A repository for exploring home field advantage (hfa) in soccer for matches played without fans due to the ongoing COVID-19 pandemic.
- hfa_sims.R: Functions to simulate the distribution of expected home points, using both FiveThirtyEight's Soccer model (with 10% reduced hfa) as well as my own model which mimicks FiveThirtyEights model but can have variable hfa.
- model_fit.R: Functions to fit model that allows for variable hfa.
-
prediction_helpers.R: Functions that translate predicted scoring rates (
$\lambda_1$ ,$\lambda_2$ ) into (win, loss, draw) probabilities. - xg_graphics.R: Functions for plotting shot- and non-shot- based expected goals graphics.
- pipeline.R: Data pipeline to run all of the above scripts for a given league.

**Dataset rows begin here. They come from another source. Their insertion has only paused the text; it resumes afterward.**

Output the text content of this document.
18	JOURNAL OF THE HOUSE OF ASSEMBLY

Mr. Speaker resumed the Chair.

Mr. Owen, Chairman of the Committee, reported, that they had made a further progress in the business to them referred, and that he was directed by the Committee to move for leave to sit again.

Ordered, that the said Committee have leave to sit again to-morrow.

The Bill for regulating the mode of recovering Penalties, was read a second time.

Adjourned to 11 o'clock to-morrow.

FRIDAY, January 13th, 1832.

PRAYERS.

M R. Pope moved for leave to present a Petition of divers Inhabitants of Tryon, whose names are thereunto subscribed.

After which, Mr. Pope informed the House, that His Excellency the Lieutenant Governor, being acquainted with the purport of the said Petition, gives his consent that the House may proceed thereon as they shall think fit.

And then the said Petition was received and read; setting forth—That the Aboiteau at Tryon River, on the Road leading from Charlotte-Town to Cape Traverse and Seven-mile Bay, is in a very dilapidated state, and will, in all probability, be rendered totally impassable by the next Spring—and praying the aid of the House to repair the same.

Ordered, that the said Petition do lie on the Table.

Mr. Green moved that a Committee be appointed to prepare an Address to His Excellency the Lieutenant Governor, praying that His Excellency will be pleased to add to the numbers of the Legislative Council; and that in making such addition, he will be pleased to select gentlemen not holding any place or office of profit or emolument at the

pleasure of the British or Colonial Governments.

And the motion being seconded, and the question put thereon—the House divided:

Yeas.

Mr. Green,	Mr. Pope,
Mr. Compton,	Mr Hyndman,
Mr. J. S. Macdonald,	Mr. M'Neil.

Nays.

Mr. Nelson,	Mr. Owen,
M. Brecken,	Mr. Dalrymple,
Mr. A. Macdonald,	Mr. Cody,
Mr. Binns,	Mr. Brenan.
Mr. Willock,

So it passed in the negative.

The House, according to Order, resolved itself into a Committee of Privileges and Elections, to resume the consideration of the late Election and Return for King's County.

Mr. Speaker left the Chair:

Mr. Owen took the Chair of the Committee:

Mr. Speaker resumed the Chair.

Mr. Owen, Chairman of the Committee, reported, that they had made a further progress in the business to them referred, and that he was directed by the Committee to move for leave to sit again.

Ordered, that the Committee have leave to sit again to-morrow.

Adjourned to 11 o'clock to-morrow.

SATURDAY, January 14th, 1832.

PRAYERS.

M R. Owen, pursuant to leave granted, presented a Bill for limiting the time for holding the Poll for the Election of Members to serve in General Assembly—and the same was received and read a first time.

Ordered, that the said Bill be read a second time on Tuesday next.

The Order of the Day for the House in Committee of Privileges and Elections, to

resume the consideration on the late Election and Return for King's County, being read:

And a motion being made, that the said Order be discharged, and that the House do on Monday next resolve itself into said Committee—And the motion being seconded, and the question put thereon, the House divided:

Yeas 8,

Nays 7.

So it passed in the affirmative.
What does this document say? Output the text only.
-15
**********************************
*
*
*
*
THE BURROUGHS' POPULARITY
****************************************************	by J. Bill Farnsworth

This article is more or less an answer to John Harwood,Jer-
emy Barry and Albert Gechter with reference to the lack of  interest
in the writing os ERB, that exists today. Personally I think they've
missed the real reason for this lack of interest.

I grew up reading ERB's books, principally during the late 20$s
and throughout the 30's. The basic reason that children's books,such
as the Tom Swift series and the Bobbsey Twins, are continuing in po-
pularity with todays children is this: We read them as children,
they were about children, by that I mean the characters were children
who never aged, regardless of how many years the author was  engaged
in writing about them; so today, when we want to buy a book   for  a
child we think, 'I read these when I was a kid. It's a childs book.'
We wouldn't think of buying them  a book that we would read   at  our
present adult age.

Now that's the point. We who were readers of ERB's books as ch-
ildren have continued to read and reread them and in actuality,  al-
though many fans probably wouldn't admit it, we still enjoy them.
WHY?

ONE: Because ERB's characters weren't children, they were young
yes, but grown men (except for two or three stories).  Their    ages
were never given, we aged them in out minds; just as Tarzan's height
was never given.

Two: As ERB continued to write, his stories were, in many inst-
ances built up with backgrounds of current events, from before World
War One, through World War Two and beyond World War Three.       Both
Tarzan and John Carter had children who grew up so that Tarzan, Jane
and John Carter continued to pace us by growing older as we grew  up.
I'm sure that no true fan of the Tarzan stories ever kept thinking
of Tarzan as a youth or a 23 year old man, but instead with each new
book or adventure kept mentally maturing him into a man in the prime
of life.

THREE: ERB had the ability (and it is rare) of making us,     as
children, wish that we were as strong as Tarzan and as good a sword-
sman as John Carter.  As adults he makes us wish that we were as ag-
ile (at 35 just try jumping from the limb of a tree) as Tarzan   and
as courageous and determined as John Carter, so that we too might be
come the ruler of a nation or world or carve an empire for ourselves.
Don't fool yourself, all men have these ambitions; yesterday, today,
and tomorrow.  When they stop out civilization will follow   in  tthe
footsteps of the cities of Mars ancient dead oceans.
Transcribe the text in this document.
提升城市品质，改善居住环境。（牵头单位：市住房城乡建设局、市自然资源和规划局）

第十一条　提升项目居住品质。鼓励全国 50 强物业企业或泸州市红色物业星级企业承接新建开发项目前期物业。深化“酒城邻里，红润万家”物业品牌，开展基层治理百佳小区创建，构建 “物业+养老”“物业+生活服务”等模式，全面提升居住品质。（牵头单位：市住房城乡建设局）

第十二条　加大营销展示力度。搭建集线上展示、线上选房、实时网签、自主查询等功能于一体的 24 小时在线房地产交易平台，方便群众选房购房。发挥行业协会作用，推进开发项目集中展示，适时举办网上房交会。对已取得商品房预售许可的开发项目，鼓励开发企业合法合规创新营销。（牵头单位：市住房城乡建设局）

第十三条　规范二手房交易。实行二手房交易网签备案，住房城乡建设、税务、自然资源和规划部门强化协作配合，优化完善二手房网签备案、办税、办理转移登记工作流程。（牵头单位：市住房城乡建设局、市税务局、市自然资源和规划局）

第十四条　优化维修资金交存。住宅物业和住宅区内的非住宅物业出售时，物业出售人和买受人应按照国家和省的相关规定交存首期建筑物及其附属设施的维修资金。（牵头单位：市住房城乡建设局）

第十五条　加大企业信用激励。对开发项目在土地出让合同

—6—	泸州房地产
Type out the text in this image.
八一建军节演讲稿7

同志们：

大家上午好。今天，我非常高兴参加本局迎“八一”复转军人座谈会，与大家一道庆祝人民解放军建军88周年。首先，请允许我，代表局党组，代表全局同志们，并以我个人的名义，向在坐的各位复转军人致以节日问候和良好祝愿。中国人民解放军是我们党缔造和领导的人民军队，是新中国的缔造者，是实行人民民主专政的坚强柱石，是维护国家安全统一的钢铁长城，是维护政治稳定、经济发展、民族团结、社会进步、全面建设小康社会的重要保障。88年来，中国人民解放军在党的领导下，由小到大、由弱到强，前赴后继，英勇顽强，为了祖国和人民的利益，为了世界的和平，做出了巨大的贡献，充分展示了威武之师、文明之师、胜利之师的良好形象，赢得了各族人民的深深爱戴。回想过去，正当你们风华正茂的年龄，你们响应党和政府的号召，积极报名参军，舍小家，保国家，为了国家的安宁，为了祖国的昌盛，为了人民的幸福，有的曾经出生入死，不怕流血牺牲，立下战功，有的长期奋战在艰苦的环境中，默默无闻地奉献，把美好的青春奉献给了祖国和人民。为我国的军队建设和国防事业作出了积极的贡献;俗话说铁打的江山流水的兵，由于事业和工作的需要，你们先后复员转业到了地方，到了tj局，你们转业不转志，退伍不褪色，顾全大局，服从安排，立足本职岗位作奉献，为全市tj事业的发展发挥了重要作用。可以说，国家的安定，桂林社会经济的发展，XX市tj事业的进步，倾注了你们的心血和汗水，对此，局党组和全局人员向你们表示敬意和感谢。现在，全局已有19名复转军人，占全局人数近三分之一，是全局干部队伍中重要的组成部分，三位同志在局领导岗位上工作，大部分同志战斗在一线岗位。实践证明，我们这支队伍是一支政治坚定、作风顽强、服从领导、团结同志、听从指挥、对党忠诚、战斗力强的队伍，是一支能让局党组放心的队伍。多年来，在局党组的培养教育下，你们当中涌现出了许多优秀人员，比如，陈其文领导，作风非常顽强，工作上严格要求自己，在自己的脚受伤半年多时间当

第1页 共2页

Each league has a folder which contains the following objects:
- figures/: Graphics from simulations and xG analysis
- model.rds: League specific model used in sims
- simulations/:
- sims.csv: csv with simulation results for expected points by hfa reduction between 0 - 100%
- simulation_ecdf.csv: csv w/ empirical P(simulated home points <= obsevered home points | hfa reduction)
More background on the methodolgy behind this analysis can be found here.
Updates: 2020-06-11:
- Add 95% CI to graphics
Updates: 2020-06-09:
- Refactor to take config file and add logos to graphics.
Updates: 2020-06-04:
- Change model to predict FiveThirtyEight
$(\lambda_1, \lambda2)$ (rather than predict score directly) for better calibration in leagues with less training data. - Inflate draw probabilities using FiveThirtyEight's draw_inflation_factors.csv provided by Jay Boice.